Agreed, it looks like they tried to copy the "premium" styling of the GTX 690/Titan/Titan Z, but the end result ended up looking like a cheap knockoff.
Posted on Reply
#27
HumanSmoke
adulaaminI'm glad AMD came out with this card although if I were ever to buy one I'd ditch that hybrid cooler and build a custom loop. I don't like how it looks like but if it performs well and is priced right then it's a win.
Well, unless you have a scarcity of PCIEx16 slots, chances are you'd be much better off with a couple of 290's or 290X's if the $1500 price tag is to believed. I'm pretty sure you could grab two cards, full cover blocks, fittings, and a Crossfire bridge if required for less than the price of the 295X. They will overclock better, and hooking them up to a triple rad gives the option of using less aggressive (noisy) fan profiles.
Posted on Reply
#28
RCoon
HumanSmokeWell, unless you have a scarcity of PCIEx16 slots, chances are you'd be much better off with a couple of 290's or 290X's if the $1500 price tag is to believed. I'm pretty sure you could grab two cards, full cover blocks, fittings, and a Crossfire bridge if required for less than the price of the 295X. They will overclock better, and hooking them up to a triple rad gives the option of using less aggressive (noisy) fan profiles.

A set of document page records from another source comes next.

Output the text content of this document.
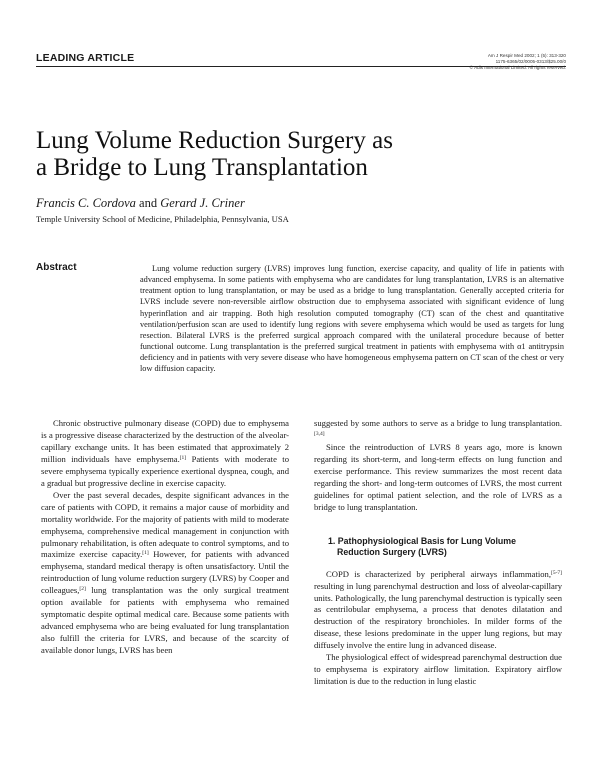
LEADING ARTICLE	Am J Respir Med 2002; 1 (5): 313-320
1175-6365/02/0005-0313/$25.00/0
© Adis International Limited. All rights reserved.
Lung Volume Reduction Surgery as
a Bridge to Lung Transplantation
Francis C. Cordova and Gerard J. Criner
Temple University School of Medicine, Philadelphia, Pennsylvania, USA
Abstract	Lung volume reduction surgery (LVRS) improves lung function, exercise capacity, and quality of life in patients with advanced emphysema. In some patients with emphysema who are candidates for lung transplantation, LVRS is an alternative treatment option to lung transplantation, or may be used as a bridge to lung transplantation. Generally accepted criteria for LVRS include severe non-reversible airflow obstruction due to emphysema associated with significant evidence of lung hyperinflation and air trapping. Both high resolution computed tomography (CT) scan of the chest and quantitative ventilation/perfusion scan are used to identify lung regions with severe emphysema which would be used as targets for lung resection. Bilateral LVRS is the preferred surgical approach compared with the unilateral procedure because of better functional outcome. Lung transplantation is the preferred surgical treatment in patients with emphysema with α1 antitrypsin deficiency and in patients with very severe disease who have homogeneous emphysema pattern on CT scan of the chest or very low diffusion capacity.

Chronic obstructive pulmonary disease (COPD) due to emphysema is a progressive disease characterized by the destruction of the alveolar-capillary exchange units. It has been estimated that approximately 2 million individuals have emphysema.[1] Patients with moderate to severe emphysema typically experience exertional dyspnea, cough, and a gradual but progressive decline in exercise capacity.

Over the past several decades, despite significant advances in the care of patients with COPD, it remains a major cause of morbidity and mortality worldwide. For the majority of patients with mild to moderate emphysema, comprehensive medical management in conjunction with pulmonary rehabilitation, is often adequate to control symptoms, and to maximize exercise capacity.[1] However, for patients with advanced emphysema, standard medical therapy is often unsatisfactory. Until the reintroduction of lung volume reduction surgery (LVRS) by Cooper and colleagues,[2] lung transplantation was the only surgical treatment option available for patients with emphysema who remained symptomatic despite optimal medical care. Because some patients with advanced emphysema who are being evaluated for lung transplantation also fulfill the criteria for LVRS, and because of the scarcity of available donor lungs, LVRS has been

suggested by some authors to serve as a bridge to lung transplantation.[3,4]

Since the reintroduction of LVRS 8 years ago, more is known regarding its short-term, and long-term effects on lung function and exercise performance. This review summarizes the most recent data regarding the short- and long-term outcomes of LVRS, the most current guidelines for optimal patient selection, and the role of LVRS as a bridge to lung transplantation.

1. Pathophysiological Basis for Lung Volume
Reduction Surgery (LVRS)

COPD is characterized by peripheral airways inflammation,[5-7] resulting in lung parenchymal destruction and loss of alveolar-capillary units. Pathologically, the lung parenchymal destruction is typically seen as centrilobular emphysema, a process that denotes dilatation and destruction of the respiratory bronchioles. In milder forms of the disease, these lesions predominate in the upper lung regions, but may diffusely involve the entire lung in advanced disease.

The physiological effect of widespread parenchymal destruction due to emphysema is expiratory airflow limitation. Expiratory airflow limitation is due to the reduction in lung elastic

If the 7990 is anything to go by, two single cards appears to be better than dual GPU single cards.
Posted on Reply
#29
HumanSmoke
RCoonIf the 7990 is anything to go by, two single cards appears to be better than dual GPU single cards.
Can probably be a reasonable generalization levelled at most dual GPU cards.
The 7990 (initial pricing), this card, and the Titan Z aren't even attempting to achieve price/performance parity with a couple of single cards. At least previous duallies made an effort not to charge a premium over two single GPU boards. Add in the fact that a duallie is generally either lower performing or louder/hotter (or both) than two single cards and I can't really see the attraction for a gaming workload.
Posted on Reply
#30
buildzoid
RCoonCould be that they don't want to stress the power assembly too much. I imagine most would want to slap a custom block on this and overclock, but it depends on how strong the VRM's are. Similar to the 780/Titan issue of the VRM's being a little less than ideal for 1300+ OC's on the reference cards. Granted it was achievable, but too much power through those puppies and they were liable to pop. Not so sure how a dual chip VRM assembly would deal with the intense TDP, stress and overall heat. It wouldn't surprise me to see a voltage limit on this.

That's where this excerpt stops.